Pension Primer #4: There You Go Again ... Governor’s Proposal Delays Public Pension Payments, Repeating Short-Sighted Practices That Drove Up Pension Debt
Keystone Pension Primers: As Pennsylvania policymakers, media, and citizens evaluate Governor Tom Corbett’s pension proposal unveiled February 5, 2013, the Keystone Research Center will release a series of short “pension primers” to demystify the often complex details at the heart of the pension debate. This is the third installment in that series.
Consensus exists that a major cause of Pennsylvania’s current pension debt was a decade of low—or no—contributions from the state and school districts. In state budgets signed by three previous Governors, the state shortchanged Pennsylvania’s pension plans for teachers, nurses, emergency responders, and other public servants—failing to make the financial contributions necessary to maintain pension fund health. Governor Corbett’s pension proposal introduced in early February would repeat this pattern, lowering state and school district pension contributions from 2013 through 2019, a period coinciding with the maximum time the Governor could remain in office.

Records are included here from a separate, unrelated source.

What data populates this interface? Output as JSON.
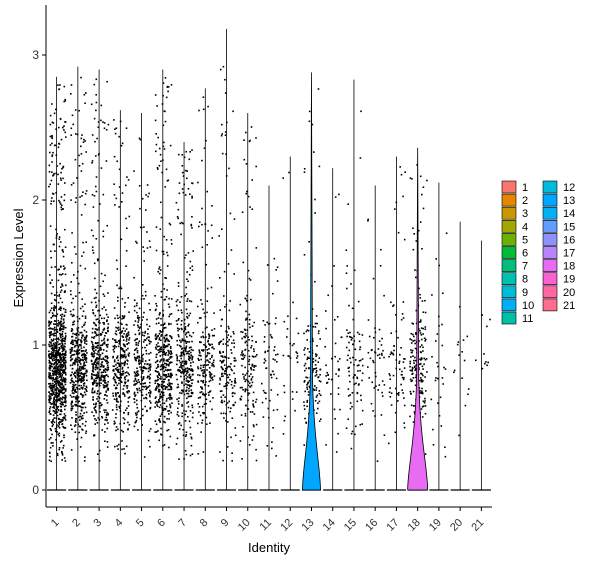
{
  "chart_data": {
    "type": "violin",
    "title": "",
    "xlabel": "Identity",
    "ylabel": "Expression Level",
    "ylim": [
      -0.15,
      3.3
    ],
    "yticks": [
      0,
      1,
      2,
      3
    ],
    "categories": [
      "1",
      "2",
      "3",
      "4",
      "5",
      "6",
      "7",
      "8",
      "9",
      "10",
      "11",
      "12",
      "13",
      "14",
      "15",
      "16",
      "17",
      "18",
      "19",
      "20",
      "21"
    ],
    "colors": [
      "#F8766D",
      "#E58700",
      "#C99800",
      "#A3A500",
      "#6BB100",
      "#00BA38",
      "#00BF7D",
      "#00C0AF",
      "#00BCD8",
      "#00B0F6",
      "#619CFF",
      "#B983FF",
      "#E76BF3",
      "#FD61D1",
      "#FF67A4",
      "#EE8244",
      "#D49200",
      "#AEA200",
      "#7CAE00",
      "#2CB44A",
      "#00BE9A"
    ],
    "legend_colors": [
      "#F8766D",
      "#E58700",
      "#C99800",
      "#A3A500",
      "#6BB100",
      "#00BA38",
      "#00BF7D",
      "#00C0AF",
      "#00BCD8",
      "#00B0F6",
      "#00C1A7",
      "#00BADE",
      "#00A6FF",
      "#00B1F5",
      "#619CFF",
      "#8F91FF",
      "#B983FF",
      "#E76BF3",
      "#FD61D1",
      "#FF67A4",
      "#FF6C90"
    ],
    "violin_fill": {
      "13": "#00A6FF",
      "18": "#E76BF3"
    },
    "violins": [
      {
        "category": "1",
        "max": 2.85,
        "points": 900
      },
      {
        "category": "2",
        "max": 2.92,
        "points": 450
      },
      {
        "category": "3",
        "max": 2.9,
        "points": 420
      },
      {
        "category": "4",
        "max": 2.62,
        "points": 320
      },
      {
        "category": "5",
        "max": 2.6,
        "points": 260
      },
      {
        "category": "6",
        "max": 2.9,
        "points": 420
      },
      {
        "category": "7",
        "max": 2.4,
        "points": 330
      },
      {
        "category": "8",
        "max": 2.77,
        "points": 190
      },
      {
        "category": "9",
        "max": 3.18,
        "points": 170
      },
      {
        "category": "10",
        "max": 2.6,
        "points": 160
      },
      {
        "category": "11",
        "max": 2.1,
        "points": 60
      },
      {
        "category": "12",
        "max": 2.3,
        "points": 30
      },
      {
        "category": "13",
        "max": 2.88,
        "points": 140
      },
      {
        "category": "14",
        "max": 2.22,
        "points": 40
      },
      {
        "category": "15",
        "max": 2.83,
        "points": 90
      },
      {
        "category": "16",
        "max": 2.1,
        "points": 50
      },
      {
        "category": "17",
        "max": 2.3,
        "points": 70
      },
      {
        "category": "18",
        "max": 2.36,
        "points": 200
      },
      {
        "category": "19",
        "max": 2.12,
        "points": 30
      },
      {
        "category": "20",
        "max": 1.85,
        "points": 15
      },
      {
        "category": "21",
        "max": 1.72,
        "points": 10
      }
    ],
    "grid": false,
    "legend_position": "right"
  }
}
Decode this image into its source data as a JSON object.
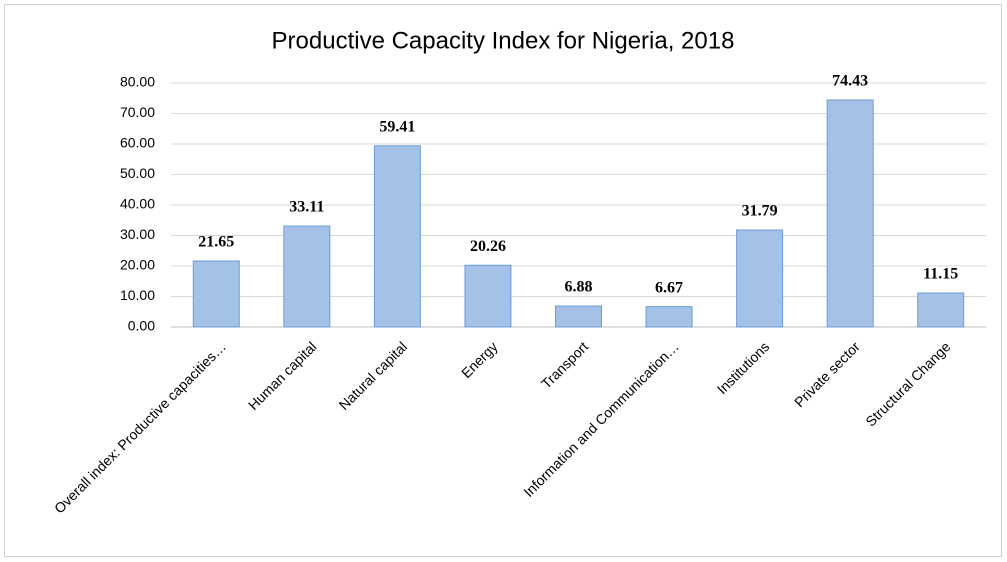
{
  "chart_data": {
    "type": "bar",
    "title": "Productive Capacity Index for Nigeria, 2018",
    "categories": [
      "Overall index: Productive capacities…",
      "Human capital",
      "Natural capital",
      "Energy",
      "Transport",
      "Information and Communication…",
      "Institutions",
      "Private sector",
      "Structural Change"
    ],
    "values": [
      21.65,
      33.11,
      59.41,
      20.26,
      6.88,
      6.67,
      31.79,
      74.43,
      11.15
    ],
    "color": "#a4c2e8",
    "ylim": [
      0,
      80
    ],
    "yticks": [
      {
        "value": 0,
        "label": "0.00"
      },
      {
        "value": 10,
        "label": "10.00"
      },
      {
        "value": 20,
        "label": "20.00"
      },
      {
        "value": 30,
        "label": "30.00"
      },
      {
        "value": 40,
        "label": "40.00"
      },
      {
        "value": 50,
        "label": "50.00"
      },
      {
        "value": 60,
        "label": "60.00"
      },
      {
        "value": 70,
        "label": "70.00"
      },
      {
        "value": 80,
        "label": "80.00"
      }
    ],
    "grid": true
  }
}
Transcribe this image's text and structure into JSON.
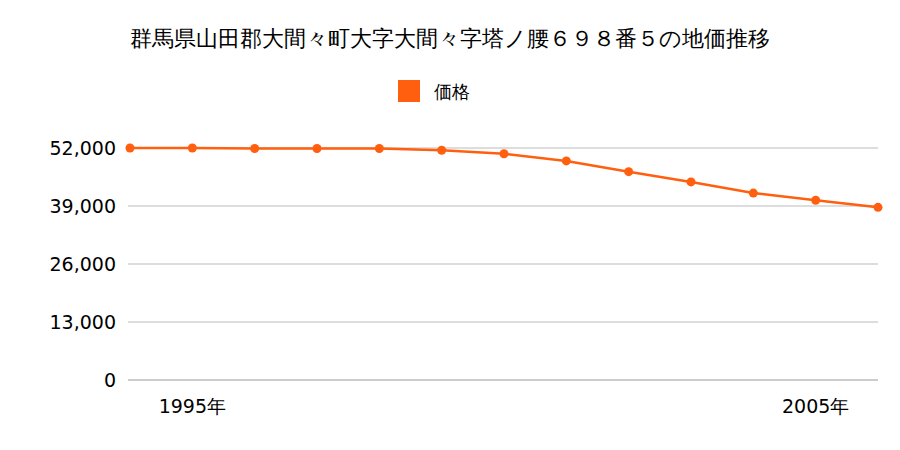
{
  "chart_data": {
    "type": "line",
    "title": "群馬県山田郡大間々町大字大間々字塔ノ腰６９８番５の地価推移",
    "categories": [
      null,
      "1995年",
      null,
      null,
      null,
      null,
      null,
      null,
      null,
      null,
      null,
      "2005年",
      null
    ],
    "series": [
      {
        "name": "価格",
        "color": "#ff5f0f",
        "marker": "circle",
        "values": [
          52000,
          52000,
          51900,
          51900,
          51900,
          51500,
          50700,
          49100,
          46700,
          44400,
          41900,
          40300,
          38700
        ]
      }
    ],
    "ylim": [
      0,
      52000
    ],
    "yticks": [
      0,
      {
        "value": 13000,
        "label": "13,000"
      },
      {
        "value": 26000,
        "label": "26,000"
      },
      {
        "value": 39000,
        "label": "39,000"
      },
      {
        "value": 52000,
        "label": "52,000"
      }
    ],
    "grid": true,
    "legend": "top"
  }
}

Lowering pension contributions below the increases within the Pension Reform Act of 2010 (Act 120) would increase Pennsylvania’s pension debt by a total of between $4 billion and $5 billion by 2019, according to the Governor’s own estimates. Lower near-term pension contributions along with other aspects of the Governor’s proposal—primarily the costs of closing the state’s defined benefit pension funds—could add $25 billion to Pennsylvania’s pension debt by 2046, according to Pennsylvania Treasurer Rob McCord.
As public employers in Pennsylvania scaled back their pension contributions, employees continued to contribute to their pensions paycheck after paycheck. Over the period 2001 to 2009, Pennsylvania state and school employees contributed an average of 6.7% of their salaries toward pensions, nearly twice as much as contributed by Pennsylvania employers (the state and school districts). Pennsylvania’s ratio of employee-to-employer contributions flips the national pattern for public pensions; in the rest of the United States employers contribute nearly twice as much as employees. With unusually high employee contributions and unusually low employer contributions, the ratio of employee-to-employer contributions into Pennsylvania’s public pension plans was about 3.5 times the national average (excluding Pennsylvania) during 2001 to 2009.
Pennsylvania needs to maintain the scheduled increases in annual state and school district pension contributions established by the Pension Reform Act of 2010, gradually restoring state pension funds to 100% funding and an equitable balance between employer and employee contributions.